Their goal was to make fishing more in-tune with the gameplay experience, and they succeeded. Every aspect of the process is gamified in an incredibly pleasing way. Boulanger added that they might continue to iterate on the mini-game, but they are happy with it. I honestly cannot wait to spend time fishing in Sea of Stars!
I asked if Sea of Stars features larger lakes with “better” fish further out, requiring better catch-up equipment. To which Boulanger said, “Absolutely.” Get hyped!
Sea of Melody
During the demo, Boulanger pointed out that the Coral Cascades area was the first area where guest composer, Yasunori Mitsuda, contributed. Mitsuda is contributing “around ten tracks” to Sea of Stars. We did not venture into the Coral Cascades during the demo, so I cannot comment on his contributions. Yasunori Mitsuda composed tracks for classic games like Chrono Trigger, Chrono Cross, and Xeno Gears.
Boulanger mentioned that the conversation with Mitsuda started with “a polite email,” where they provided a concise pitch, some screenshots, and the game’s general direction.
I will say, the music in this game is top-notch. Sabotage has matched the music with the vibe for each area. The attention to detail shown throughout the game extends to the soundtrack.
I didn’t have a chance to ask every question I had prepared for the demo, so I asked them afterward. Here are the questions and responses I received:
Q: The interactivity during the attack sequences is something I’ve never seen before in a turn-based game like Sea of Stars, where did the idea/inspiration for that come from?
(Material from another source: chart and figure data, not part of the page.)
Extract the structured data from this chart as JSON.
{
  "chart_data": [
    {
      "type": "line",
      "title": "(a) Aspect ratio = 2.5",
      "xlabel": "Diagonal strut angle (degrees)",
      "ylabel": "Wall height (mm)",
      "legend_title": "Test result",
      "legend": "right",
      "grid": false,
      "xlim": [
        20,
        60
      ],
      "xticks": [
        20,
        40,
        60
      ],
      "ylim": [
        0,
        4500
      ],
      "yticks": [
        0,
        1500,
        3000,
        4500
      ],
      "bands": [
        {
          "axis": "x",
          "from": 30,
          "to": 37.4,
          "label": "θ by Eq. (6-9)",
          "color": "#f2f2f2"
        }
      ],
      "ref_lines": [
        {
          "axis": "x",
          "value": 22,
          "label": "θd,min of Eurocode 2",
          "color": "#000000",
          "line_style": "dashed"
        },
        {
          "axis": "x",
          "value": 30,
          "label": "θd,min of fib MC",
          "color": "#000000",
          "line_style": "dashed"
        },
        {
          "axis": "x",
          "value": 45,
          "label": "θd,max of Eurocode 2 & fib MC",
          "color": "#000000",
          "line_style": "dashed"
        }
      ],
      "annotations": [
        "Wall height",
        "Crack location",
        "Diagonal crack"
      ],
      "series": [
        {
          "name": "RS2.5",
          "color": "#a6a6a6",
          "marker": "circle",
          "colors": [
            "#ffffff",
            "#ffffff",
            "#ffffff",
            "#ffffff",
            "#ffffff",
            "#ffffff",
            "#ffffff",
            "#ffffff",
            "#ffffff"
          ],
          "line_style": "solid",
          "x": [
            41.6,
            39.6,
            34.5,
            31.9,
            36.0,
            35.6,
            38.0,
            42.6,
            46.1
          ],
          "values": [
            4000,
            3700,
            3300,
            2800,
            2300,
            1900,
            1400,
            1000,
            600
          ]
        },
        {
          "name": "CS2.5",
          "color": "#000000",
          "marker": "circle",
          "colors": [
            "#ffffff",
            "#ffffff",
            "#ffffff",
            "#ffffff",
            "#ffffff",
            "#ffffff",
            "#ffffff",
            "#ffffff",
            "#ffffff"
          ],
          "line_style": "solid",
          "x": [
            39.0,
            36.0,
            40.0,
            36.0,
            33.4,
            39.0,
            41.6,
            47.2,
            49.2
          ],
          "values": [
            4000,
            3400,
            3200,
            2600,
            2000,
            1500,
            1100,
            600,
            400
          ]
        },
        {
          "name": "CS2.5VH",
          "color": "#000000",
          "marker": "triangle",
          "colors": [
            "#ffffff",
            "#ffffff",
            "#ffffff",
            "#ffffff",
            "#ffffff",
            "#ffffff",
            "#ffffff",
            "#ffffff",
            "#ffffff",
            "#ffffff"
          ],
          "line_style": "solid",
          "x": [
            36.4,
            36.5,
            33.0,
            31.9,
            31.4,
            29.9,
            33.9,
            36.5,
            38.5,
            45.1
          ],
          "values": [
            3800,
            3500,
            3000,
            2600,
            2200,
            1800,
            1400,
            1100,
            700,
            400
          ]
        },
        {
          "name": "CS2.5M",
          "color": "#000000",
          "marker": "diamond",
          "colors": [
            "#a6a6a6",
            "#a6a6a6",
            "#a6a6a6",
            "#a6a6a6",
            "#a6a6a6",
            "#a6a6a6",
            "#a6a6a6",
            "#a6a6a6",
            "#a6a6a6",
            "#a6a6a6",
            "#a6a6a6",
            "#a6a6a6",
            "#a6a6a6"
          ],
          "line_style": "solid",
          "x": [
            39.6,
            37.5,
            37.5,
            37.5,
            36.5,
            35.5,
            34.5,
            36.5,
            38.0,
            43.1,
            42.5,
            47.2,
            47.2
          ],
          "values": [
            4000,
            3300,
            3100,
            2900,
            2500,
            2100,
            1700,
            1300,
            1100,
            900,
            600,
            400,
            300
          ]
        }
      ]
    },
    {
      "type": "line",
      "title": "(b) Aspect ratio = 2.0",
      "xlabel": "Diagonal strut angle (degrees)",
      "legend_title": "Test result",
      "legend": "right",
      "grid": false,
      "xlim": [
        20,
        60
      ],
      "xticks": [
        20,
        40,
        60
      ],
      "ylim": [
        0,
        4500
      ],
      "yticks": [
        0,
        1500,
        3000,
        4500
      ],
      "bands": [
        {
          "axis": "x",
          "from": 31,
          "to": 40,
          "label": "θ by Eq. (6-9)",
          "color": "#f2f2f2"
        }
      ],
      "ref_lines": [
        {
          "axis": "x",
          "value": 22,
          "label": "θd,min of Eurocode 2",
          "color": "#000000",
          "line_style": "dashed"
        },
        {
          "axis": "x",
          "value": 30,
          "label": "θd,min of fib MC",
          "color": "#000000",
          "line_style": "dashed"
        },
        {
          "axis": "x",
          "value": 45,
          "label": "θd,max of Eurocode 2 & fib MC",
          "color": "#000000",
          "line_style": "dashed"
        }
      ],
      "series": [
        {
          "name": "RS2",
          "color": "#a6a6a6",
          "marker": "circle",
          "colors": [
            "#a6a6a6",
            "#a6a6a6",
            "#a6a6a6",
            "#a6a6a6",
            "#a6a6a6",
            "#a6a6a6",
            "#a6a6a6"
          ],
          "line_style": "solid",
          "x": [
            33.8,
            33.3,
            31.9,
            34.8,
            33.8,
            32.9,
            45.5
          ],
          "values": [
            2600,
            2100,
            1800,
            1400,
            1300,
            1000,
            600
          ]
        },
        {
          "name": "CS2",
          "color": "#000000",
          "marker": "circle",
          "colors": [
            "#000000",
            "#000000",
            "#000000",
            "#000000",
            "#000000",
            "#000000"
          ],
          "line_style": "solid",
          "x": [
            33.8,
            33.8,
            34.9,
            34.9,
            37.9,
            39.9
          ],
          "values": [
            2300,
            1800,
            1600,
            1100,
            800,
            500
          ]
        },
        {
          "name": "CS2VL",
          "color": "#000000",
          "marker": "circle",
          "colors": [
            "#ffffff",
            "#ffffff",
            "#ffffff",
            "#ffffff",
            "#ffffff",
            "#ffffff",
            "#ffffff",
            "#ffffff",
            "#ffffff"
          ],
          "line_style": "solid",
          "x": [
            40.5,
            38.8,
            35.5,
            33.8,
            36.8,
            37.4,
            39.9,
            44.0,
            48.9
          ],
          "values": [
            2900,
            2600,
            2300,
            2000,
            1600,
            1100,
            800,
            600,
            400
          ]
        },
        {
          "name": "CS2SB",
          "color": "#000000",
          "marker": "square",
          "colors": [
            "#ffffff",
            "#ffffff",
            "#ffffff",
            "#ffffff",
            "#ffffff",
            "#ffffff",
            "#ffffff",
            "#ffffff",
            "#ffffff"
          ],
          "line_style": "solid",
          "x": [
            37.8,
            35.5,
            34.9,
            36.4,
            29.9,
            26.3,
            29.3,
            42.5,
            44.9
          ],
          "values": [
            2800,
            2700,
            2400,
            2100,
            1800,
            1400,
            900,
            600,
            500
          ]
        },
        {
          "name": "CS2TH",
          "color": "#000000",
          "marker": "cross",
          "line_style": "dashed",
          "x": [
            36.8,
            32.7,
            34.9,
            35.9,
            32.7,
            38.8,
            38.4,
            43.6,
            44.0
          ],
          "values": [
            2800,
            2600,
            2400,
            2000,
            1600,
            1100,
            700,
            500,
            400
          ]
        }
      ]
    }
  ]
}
A (Thierry): Super Mario RPG is the biggest inspiration here, along with the follow-up Mario & Luigi games for handled consoles
Q: I believe I noticed there weren’t any cosmetic changes to the sprites when new armor was equipped, which with pixel art is totally understandable. Is Armor purely statistic?
A (Thierry): Indeed, given that everything is hand-drawn frame by frame and that animation is by far what we spend the most on, any changes to the character’s appearances would cause huge delays on the game. We happen to prefer the retro feel of a consistent signature look for each character anyway. That being said some palette or color swaps are easy to do and may be considered down the line if players are interested in that for a future update.
Q: Some of your Kickstarter goals allowed backers to get involved with the development of Sea of Stars, how has community-based collaboration affected the game’s development?
A (Thierry): Other than recurring feedback passes on early looks at some elements of the game, the big one has been the design of the Cryptwalker character. This NPC will be greeting adventurers in the Crypt where backer’s monuments will be found. The Cryptwalker was designed based
Q: The Limited Run retail location is opening later this year, do you have any plans for the retail store to carry physical copies of Sea of Stars?
A (Thierry): Still too early to tell, but that sure sounds fun!
Q: Any news on the game coming to PlayStation and Xbox? If so/if that works out, will there be a Platinum trophy on PlayStation? If so, how much consideration is being put into trophies/achievements/etc.?
A (Thierry): There will be announcements in the Spring including platform(s?). When it comes to achievement-type mechanics, we will look at what goes towards creating the experience we think is best and implement it first as a 100% in-game system, then let that kick into a platform’s system functionalities when there is a fit.
Q: Has the team returned to the studio? If so, how has returning to the studio affected the development cycle?
A (Thierry): At the time of this question, no, but by the time people read this it should be a yes! Following the guidelines of Québec’s government, the current plan is to go back on February 28th.
Sea of Stars arrives on Nintendo Switch and PC around Holiday 2022!